When you write something, you hold the copyright. See there? I copyrighted copyrighting. Now you can't use it in your "Don't steal my fic" notes. Sorry fandom, but that's my word. You've gotta come up with something else to use now.
When the fandom laughs at you, you should just delete everything and run. While you're at it, tell them that health, real life, or very small horses got in the way, and that's why you're doing it. With an excuse like that, everyone will believe you. They'll never think you're just pouting in a corner somewhere...which you totally are.
Rants are always a good idea. They show the world how right you are and how much you really don't give a fuck. They never make you look unknowledgeable, overly sensitive, or just plain psychotic. In fact, you should rant more, just so that everyone truly understands how much it doesn't bother you. Do it. Do it now.
BNAs are horrible, evil people who exist solely to make you feel bad about your writing. They alone are to blame for both world hunger and the fact that your fic doesn’t have 67,992 reviews yet. If they weren't forcing 99% of the fandom to read and review their fics, everyone would realize that your fic is soooooooo much better.
This term is your friend. Apply liberally to everyone who disagrees with you, unfollows you, or whose Twitter avatar is clearly giving you the stink-eye. This is most important, or everyone will think that person's calm, non-confrontational tweets to you are somehow reasonable and not at all the violent battle cry you know them to be.
Don't forget! Edward's peen is so fucking massive that even John Holmes is intimidated. And his ginormous size must be mentioned at least a dozen times during each lemon for your less intelligent readers to comprehend. But don't worry about Bella. Her pussy has magical elasticity, and it will always return to the size of coin slot despite his shoving a telephone pole up in there.
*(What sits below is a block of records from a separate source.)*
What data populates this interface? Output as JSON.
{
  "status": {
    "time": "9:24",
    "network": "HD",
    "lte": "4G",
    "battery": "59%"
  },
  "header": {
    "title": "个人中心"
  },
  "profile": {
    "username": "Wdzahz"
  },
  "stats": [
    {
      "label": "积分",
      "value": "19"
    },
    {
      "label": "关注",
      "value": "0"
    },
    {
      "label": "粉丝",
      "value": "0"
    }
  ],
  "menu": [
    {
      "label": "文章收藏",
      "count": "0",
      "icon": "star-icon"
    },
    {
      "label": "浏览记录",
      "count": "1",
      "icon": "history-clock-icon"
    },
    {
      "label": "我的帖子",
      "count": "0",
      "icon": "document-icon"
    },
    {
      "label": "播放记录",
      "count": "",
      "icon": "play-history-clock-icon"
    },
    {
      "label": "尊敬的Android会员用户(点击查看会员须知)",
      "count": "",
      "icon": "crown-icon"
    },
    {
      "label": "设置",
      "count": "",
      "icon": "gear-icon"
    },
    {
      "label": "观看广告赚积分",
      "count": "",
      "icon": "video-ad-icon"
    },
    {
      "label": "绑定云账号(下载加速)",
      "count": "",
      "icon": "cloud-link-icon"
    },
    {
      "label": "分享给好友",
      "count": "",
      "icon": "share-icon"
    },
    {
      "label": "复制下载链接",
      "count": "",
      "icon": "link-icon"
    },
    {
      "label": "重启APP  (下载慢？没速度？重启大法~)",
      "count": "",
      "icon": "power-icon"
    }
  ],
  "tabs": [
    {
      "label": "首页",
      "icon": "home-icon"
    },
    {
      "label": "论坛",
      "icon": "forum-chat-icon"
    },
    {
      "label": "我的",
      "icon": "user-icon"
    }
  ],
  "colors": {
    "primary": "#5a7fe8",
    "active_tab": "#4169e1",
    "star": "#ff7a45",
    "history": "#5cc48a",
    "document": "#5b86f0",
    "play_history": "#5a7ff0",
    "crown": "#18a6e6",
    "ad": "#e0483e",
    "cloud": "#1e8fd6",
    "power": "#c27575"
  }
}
p.s. thank you, stella luna sky!
See? It worked didn't it? You're not even reading this. And we all know that teenagers always do what they're told. So make sure you put "Don't read this unless you're old enough to vote" on all your XXX-rated fanfics. They will totally obey. Why am I even typing this? It's not like you're actually reading...
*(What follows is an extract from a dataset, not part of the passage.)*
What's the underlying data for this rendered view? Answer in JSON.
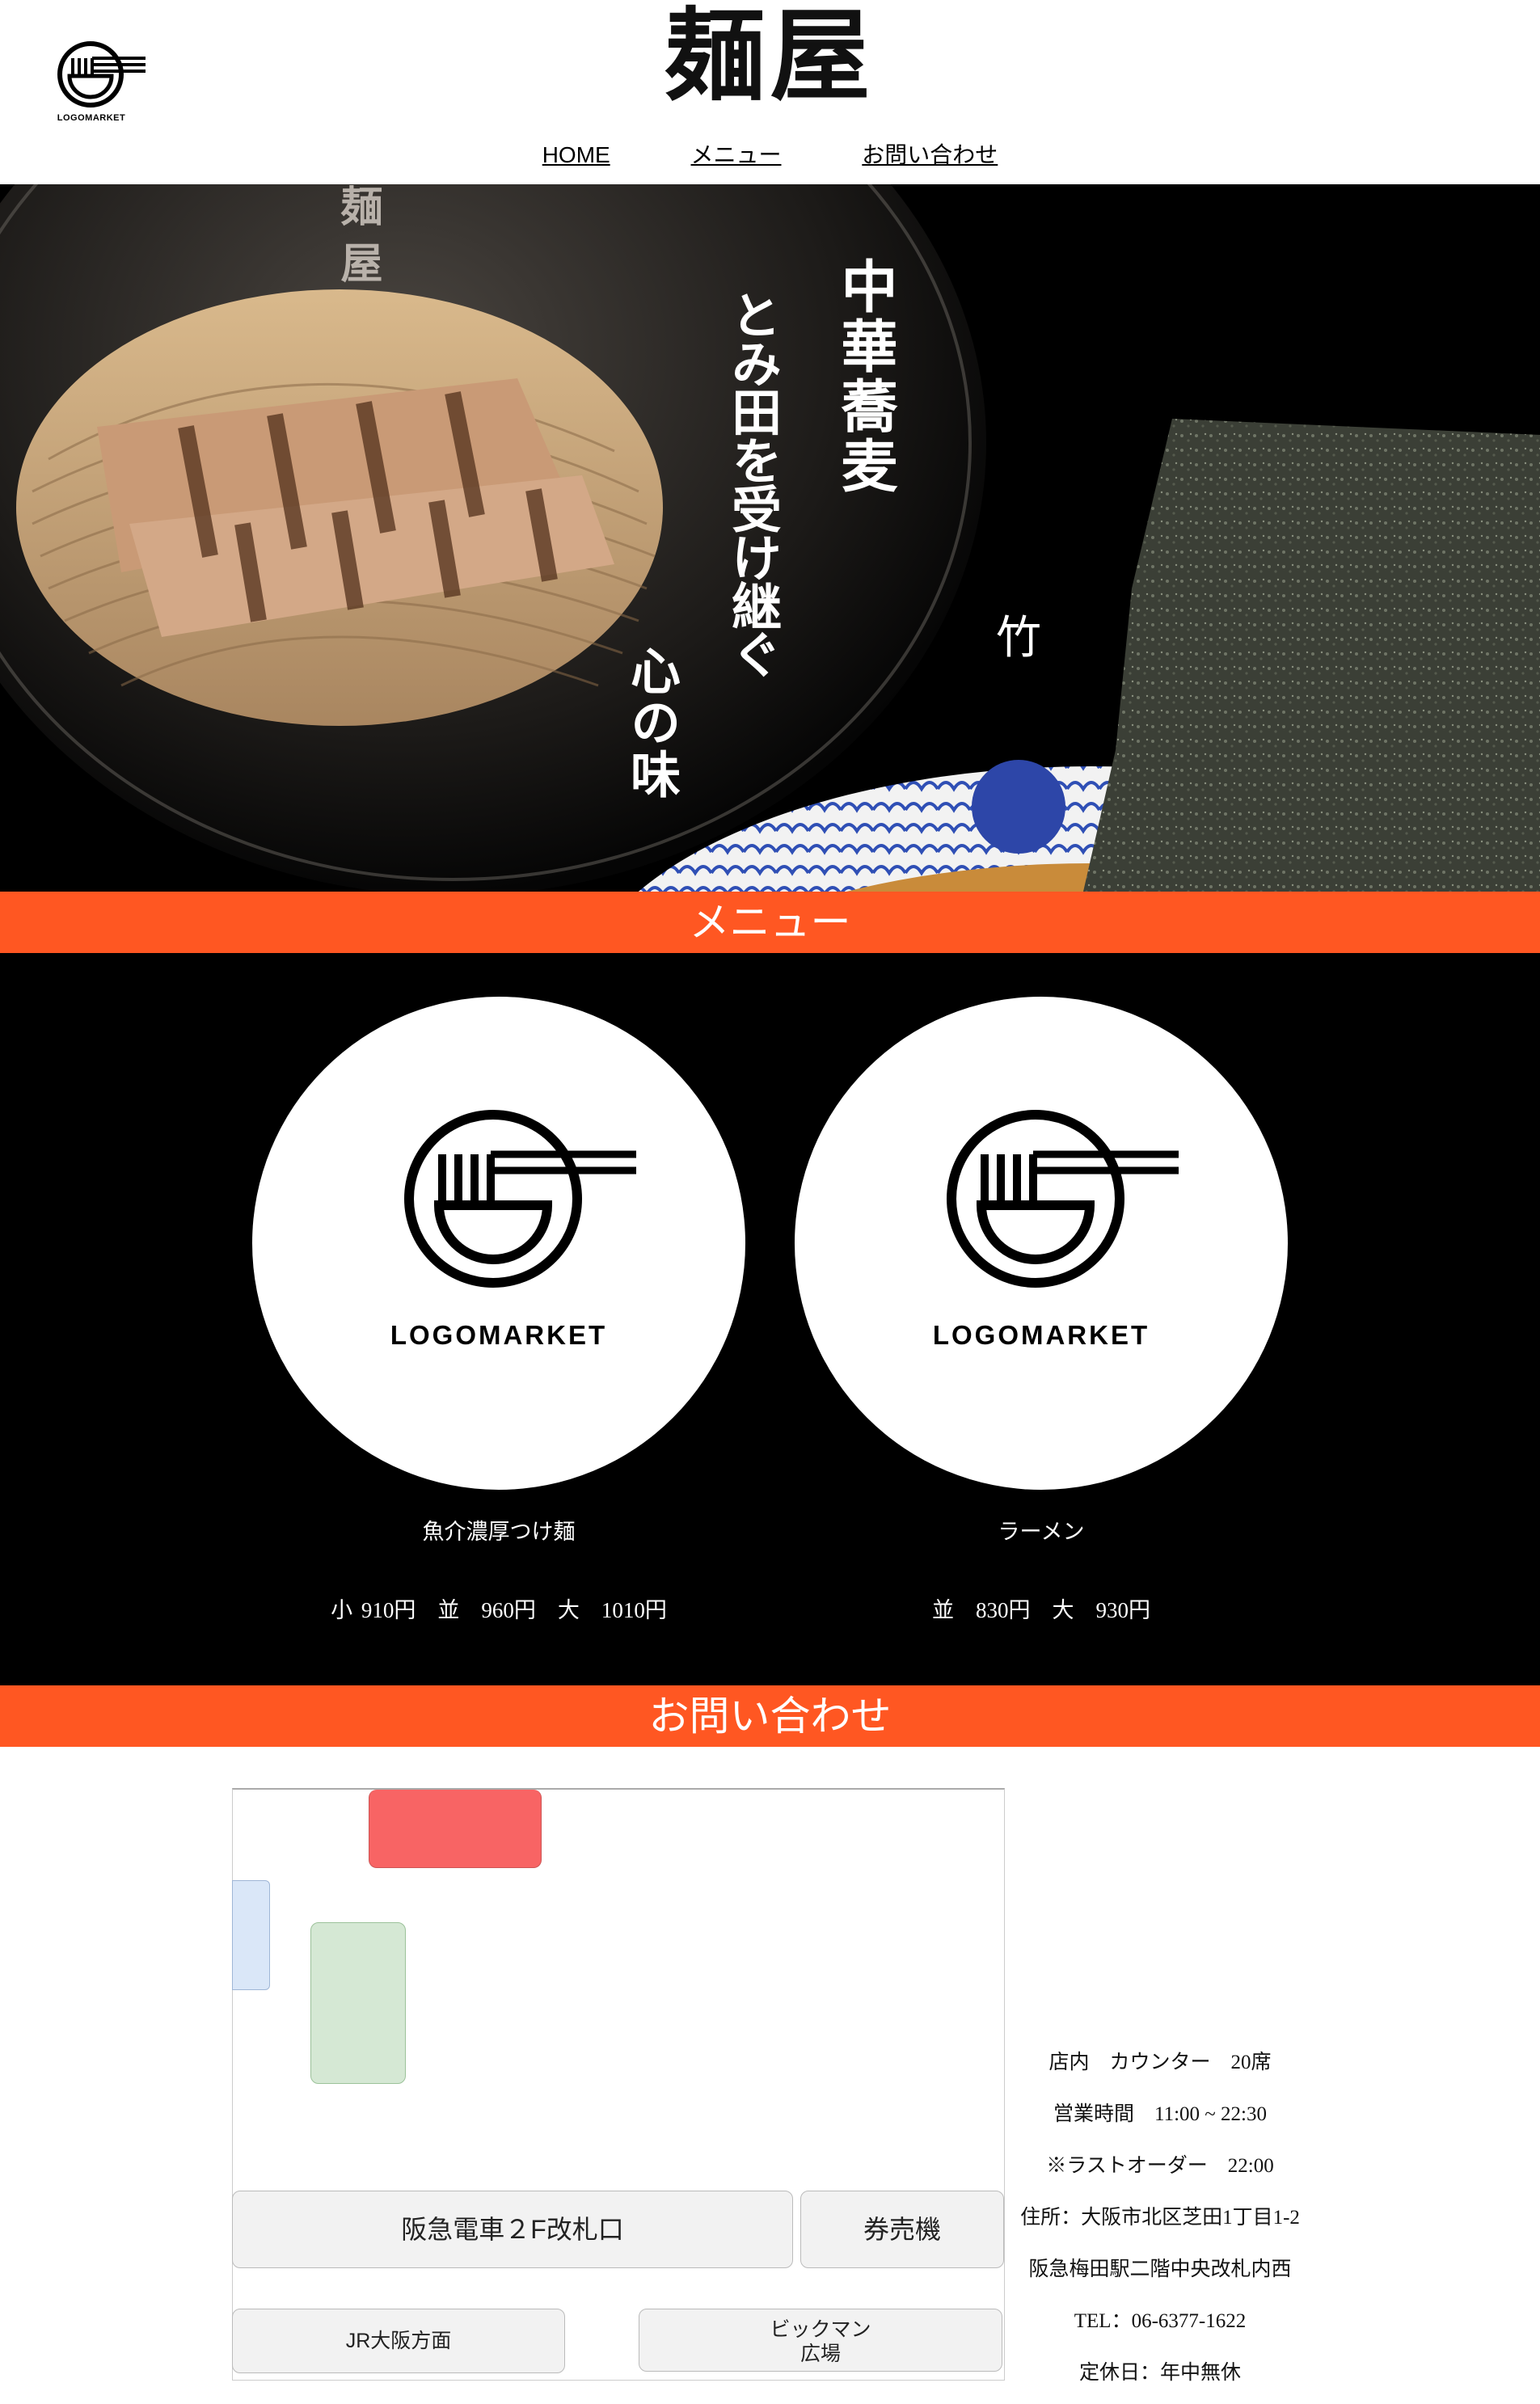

Everyone agrees with your opinion. Those six people that tweeted you about it are representative of the entire fandom, and now that you have an army behind you, things will actually change. Take a moment to sit back and bask in the feeling of power. It really is all about you.
If it is tweeted, it must be true. Don’t bother checking your facts first. Gang up on the site or person who has committed the heinous crime named in the tweet. Hurry! You’re wasting precious time!
Whining does not sound whiny. At all. If someone upsets you, make sure you whine in author's notes, on Twitter, and on your blog. If you can afford one of those planes that will write it in the sky, do that, too. Whining impresses people, makes them see your side of things, and never annoys them. Ever.
The First Amendment applies to everything. Sure, the constitution says the government can’t make laws infringing on the freedom of speech, but what it means is that privately owned websites are required to let you post anything you want. You should sue those sites.
Your fic is amazing because your reviewers say it is. They are NOT fourteen year olds who have stayed up past their bedtimes. They are professional book critics, and they have discovered your genius.
Grammar and syntax are not important to the story. If someone points out an error or suggests you get a new beta, they are clearly sent by the devil. The only way to send them back to hell is by ranting about them to others.
The “popular girls” are out to get you. They are not popular because people like them, but because people fear them. They even have secret meetings where they laugh at your attempts to bring them down. I know. I snuck into one.
Tanya is a nasty, stupid skank. If you write her character any other way, you are not only breaking fandom law, but also breaking the hearts of clumsy, doe-eyed, brown-haired girls everywhere. Yes, you are a big, fat meanie.
"Rated M for a reason” is all the warning your readers need. They understand your secret code and will immediately know what that reason is. Do not waste your words on anything except writing the story content that will send them back to therapy.